Persistent cerebrovascular effects of MDMA and acute responses to the drug
European Journal of Neuroscience – July 01, 2006
Source: OpenAlex
Summary
A single dose of MDMA can lead to significant cerebrovascular dysfunction, evidenced by a 46% reduction in serotonin transporter-positive fibers and a 47% decrease in paroxetine binding three weeks post-exposure. In MDMA-pretreated rats, local cerebral glucose utilization (LCMRglu) decreased significantly, while local cerebral blood flow (LCBF) remained unchanged, indicating a loss of cerebrovascular constrictor tone. Acute MDMA exposure further decreased LCBF but increased LCMRglu, suggesting potential stroke predisposition in certain individuals due to impaired cerebrovascular regulation.
Abstract
Abstract Acutely, 3,4,‐methylenedioxymethamphetamine (MDMA) induces cerebrovascular dysfunction [ Quate et al ., (2004) Psychopharmacol. , 173 , 287–295]. In the longer term the same single dose results in depletion of 5‐hydroxytrptamine (5‐HT) nerve terminals. In this study we examined the cerebrovascular consequences of this persistent neurodegeneration, and the acute effects of subsequent MDMA exposure, upon the relationship that normally exists between local cerebral blood flow (LCBF) and local cerebral glucose utilization (LCMRglu). Dark agouti (DA) rats were pre‐treated with 15 mg/kg i.p. MDMA or saline. Three weeks later, rats from each pre‐treatment group were treated with an acute dose of MDMA (15 mg/kg i.p.) or saline. Quantitative autoradiographic imaging was used to measure LCBF or LCMRglu with [ 14 C]‐iodoantipyrine and [ 14 C]‐2‐deoxyglucose, respectively.
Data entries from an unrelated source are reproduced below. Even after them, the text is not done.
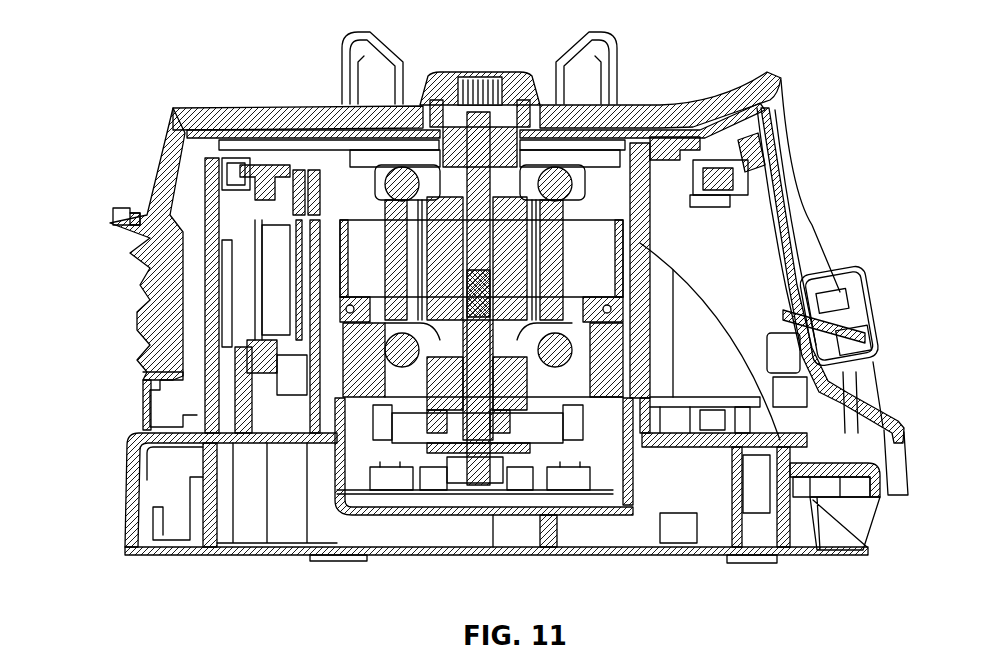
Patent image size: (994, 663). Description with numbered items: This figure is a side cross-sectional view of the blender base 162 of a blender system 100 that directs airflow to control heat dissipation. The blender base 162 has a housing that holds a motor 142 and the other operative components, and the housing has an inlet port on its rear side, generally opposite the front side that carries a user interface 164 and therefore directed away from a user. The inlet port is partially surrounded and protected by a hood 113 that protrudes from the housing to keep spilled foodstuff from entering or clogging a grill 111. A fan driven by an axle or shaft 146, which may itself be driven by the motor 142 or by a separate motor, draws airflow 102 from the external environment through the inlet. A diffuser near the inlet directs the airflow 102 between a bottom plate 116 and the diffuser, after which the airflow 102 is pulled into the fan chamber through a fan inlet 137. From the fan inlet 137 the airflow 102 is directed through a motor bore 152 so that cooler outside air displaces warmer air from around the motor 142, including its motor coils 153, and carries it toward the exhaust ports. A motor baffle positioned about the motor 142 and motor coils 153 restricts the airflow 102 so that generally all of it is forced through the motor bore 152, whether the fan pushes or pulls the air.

The blender system 100 is at (142, 49).
The airflow 102 is at (468, 511).
The grill 111 is at (157, 268).
The hood 113 is at (130, 212).
The bottom plate 116 is at (433, 571).
The fan inlet 137 is at (533, 510).
The motor 142 is at (603, 198).
The shaft 146 is at (503, 118).
The motor bore 152 is at (455, 257).
The motor coils 153 is at (400, 185).
The blender base 162 is at (848, 162).
The user interface 164 is at (865, 290).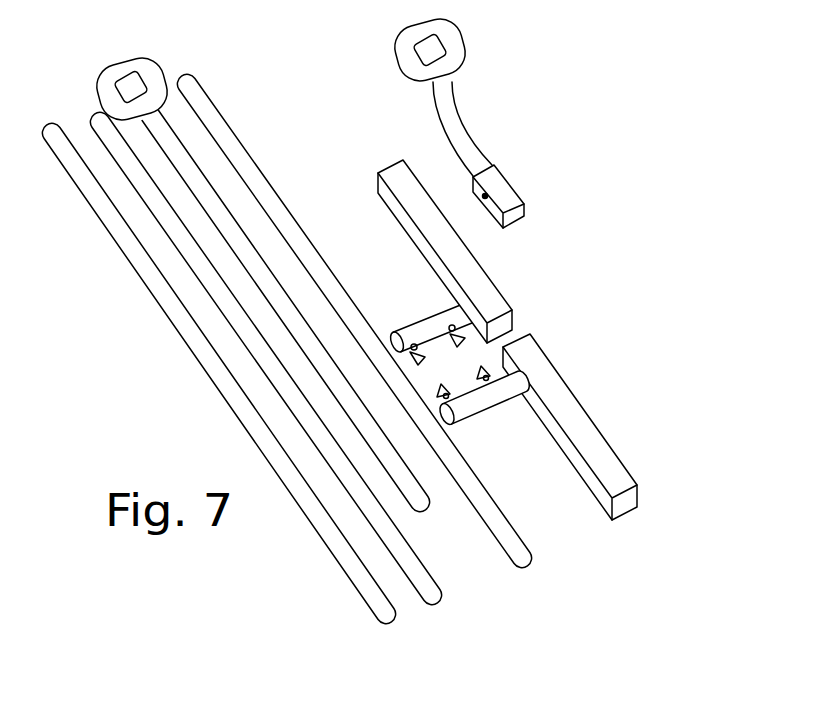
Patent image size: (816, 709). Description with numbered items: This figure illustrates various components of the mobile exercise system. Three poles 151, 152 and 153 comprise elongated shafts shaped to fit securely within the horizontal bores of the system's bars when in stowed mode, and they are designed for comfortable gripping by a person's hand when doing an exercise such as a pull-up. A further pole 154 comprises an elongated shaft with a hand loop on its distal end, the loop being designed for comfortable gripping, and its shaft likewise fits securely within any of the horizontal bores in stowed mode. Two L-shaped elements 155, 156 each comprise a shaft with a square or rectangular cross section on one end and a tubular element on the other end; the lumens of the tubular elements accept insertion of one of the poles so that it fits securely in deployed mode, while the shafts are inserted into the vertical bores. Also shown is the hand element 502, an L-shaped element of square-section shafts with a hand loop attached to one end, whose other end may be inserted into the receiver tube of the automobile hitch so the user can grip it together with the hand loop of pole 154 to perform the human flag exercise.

The pole 151 is at (396, 623).
The pole 152 is at (440, 603).
The pole 153 is at (532, 564).
The pole 154 is at (428, 509).
The L-shaped element 155 is at (593, 422).
The L-shaped element 156 is at (473, 253).
The hand element 502 is at (460, 118).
Serotonergic terminal depletion was assessed using radioligand binding with [ 3 H]‐paroxetine and immunohistochemistry. Three weeks after MDMA pre‐treatment there were significant reductions in densities of 5‐HT transporter (SERT)‐positive fibres (−46%) and [ 3 H]‐paroxetine binding (−47%). In animals pre‐treated with MDMA there were widespread significant decreases in LCMRglu, but no change in LCBF indicating a persistent loss of cerebrovascular constrictor tone. In both pre‐treatment groups, acute MDMA produced significant increases in LCMRglu, while LCBF was significantly decreased. In 50% of MDMA‐pre‐treated rats, random areas of focal hyperaemia indicated a loss of autoregulatory capacity in response to MDMA‐induced hypertension. These results suggest that cerebrovascular regulatory dysfunction resulting from acute exposure to MDMA is not diminished by previous exposure, despite a significant depletion in 5‐HT terminals. However, there may be a sub‐population, or individual circumstances, in which this dysfunction develops into a condition that might predispose to stroke.